Sir Keir Starmer will lead the Labour Party into his first election as leader. He will hope to gain support from Labour voters and the wider electorate for his post-Corbyn project, slowly rebuilding the party from a historically unsuccessful 2019 General Election campaign. Similarly, Sir Ed Davey will lead the Liberal Democrats election campaign for the first time after an equally poor showing in 2019. He will hope local government successes in the past will continue to allow his party to outperform Westminster results. Jonathan Bartley and Siân Berry’s Green Party will hope to build on the last local elections where they over tripled their seats nationwide.
Why is voting in local elections important?
Persistent low turnout in local elections is a common, but undesirable pattern. In 2017, 39.9% of people cast a vote in Cornwall’s elections, slightly above the national rate of 35.3%. This rate is consistently lower among younger voters. While the stakes of general elections and referendums are commonly perceived as higher, often local results have a greater direct impact on communities through the services they provide. While MPs can appear distant and focused on national issues, councillors represent fewer people and have a direct stake in the areas they stand in. Numerous examples exist of elections decided by only a few votes; your vote can make a difference.
Encouraging student participation, Cornwall Council Deputy Leader Adam Paynter told the Anchor, “These are unprecedented times during a pandemic and having all elections in England postponed from last March.

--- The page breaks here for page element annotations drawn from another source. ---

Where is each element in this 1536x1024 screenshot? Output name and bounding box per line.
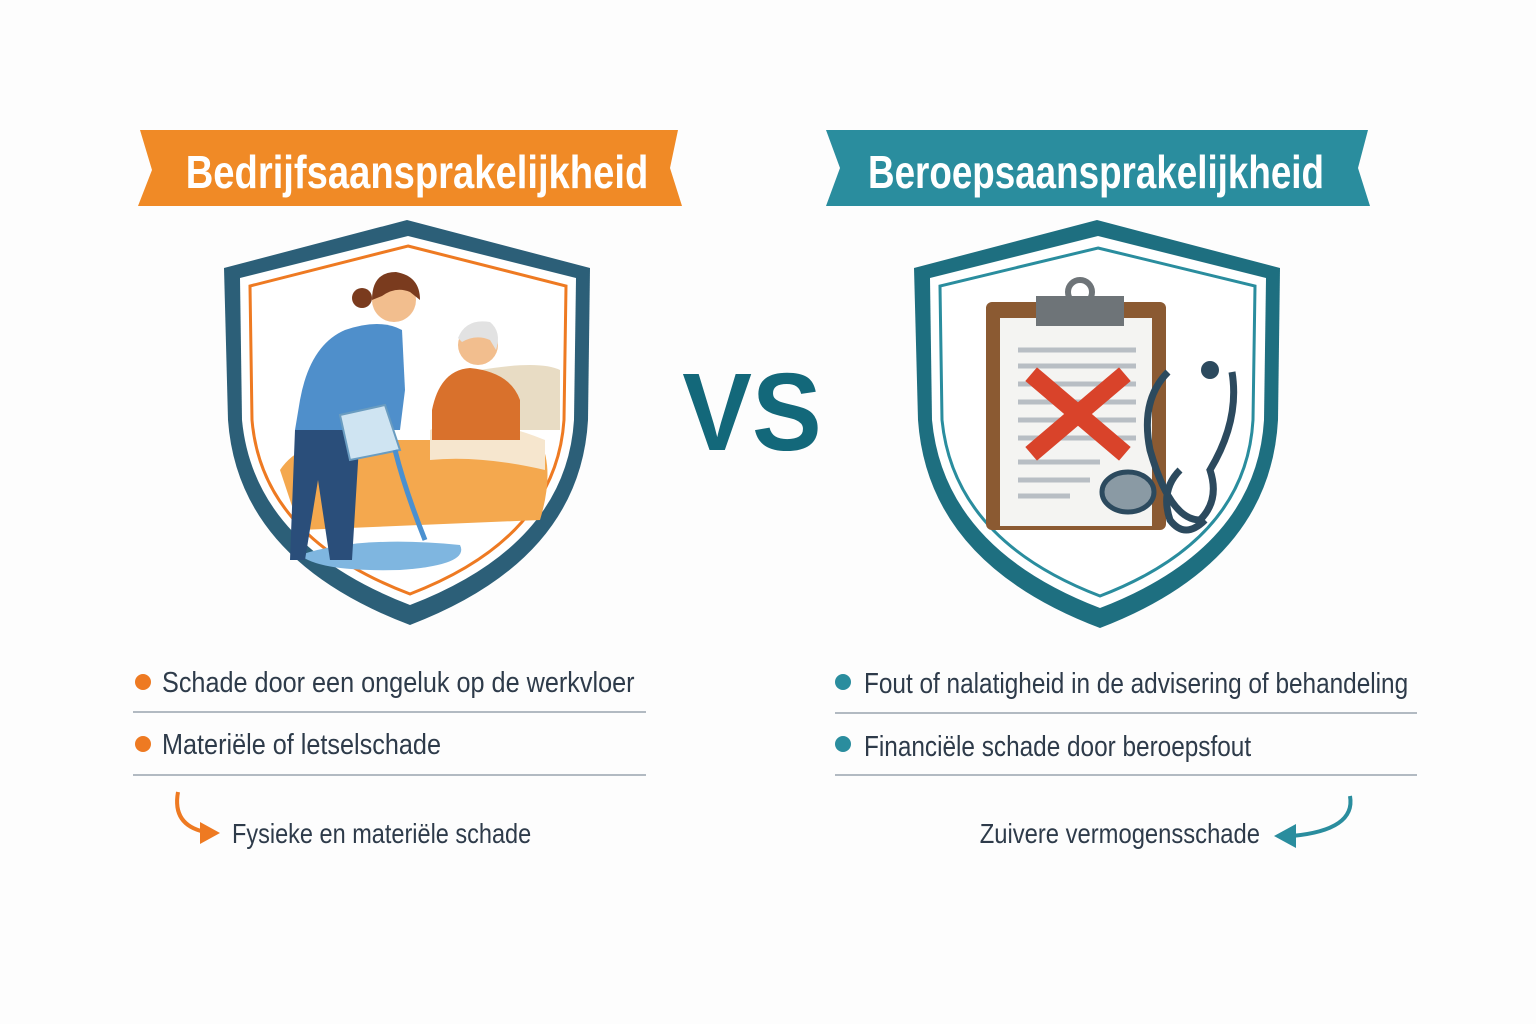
right bullets: Financiële schade door beroepsfout (864, 730, 1252, 762)
stethoscope (1147, 372, 1234, 520)
shield right: clipboard and stethoscope (914, 220, 1280, 628)
nurse (372, 278, 416, 322)
banner: Bedrijfsaansprakelijkheid: Bedrijfsaansprakelijkheid (186, 147, 648, 198)
arrow left + summary (177, 792, 531, 849)
banner: Bedrijfsaansprakelijkheid (138, 130, 682, 206)
bed scene (280, 440, 548, 530)
banner: Beroepsaansprakelijkheid: Beroepsaansprakelijkheid (868, 146, 1324, 198)
clipboard (986, 302, 1166, 530)
left bullets (133, 665, 646, 775)
left bullets: Schade door een ongeluk op de werkvloer (162, 665, 635, 698)
right bullets (835, 667, 1417, 775)
shield left: nurse spilling water (224, 220, 590, 625)
arrow right + summary: Zuivere vermogensschade (980, 817, 1260, 849)
left bullets: Materiële of letselschade (162, 727, 441, 760)
right bullets: Fout of nalatigheid in de advisering of behandeling (864, 667, 1408, 699)
VS: VS (682, 351, 822, 474)
arrow left + summary: Fysieke en materiële schade (232, 819, 531, 849)
arrow right + summary (980, 796, 1351, 849)
banner: Beroepsaansprakelijkheid (826, 130, 1370, 206)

It would be great if students get involved with firstly voting but also considering putting yourself forward to stand for election.”
Also speaking to the Anchor, Cornwall Council Leader Julian Germans reminded voters of the wide range of important decisions local representatives make. “Cornwall Council plays an important role in your life, sometimes unseen, such as ensuring alcohol is sold in the correct measures to regulating landlords, to the more overt collection of recycling and waste to delivering quality roads and public transport. What the Council does effects many, many aspects of your life, so please use your vote.”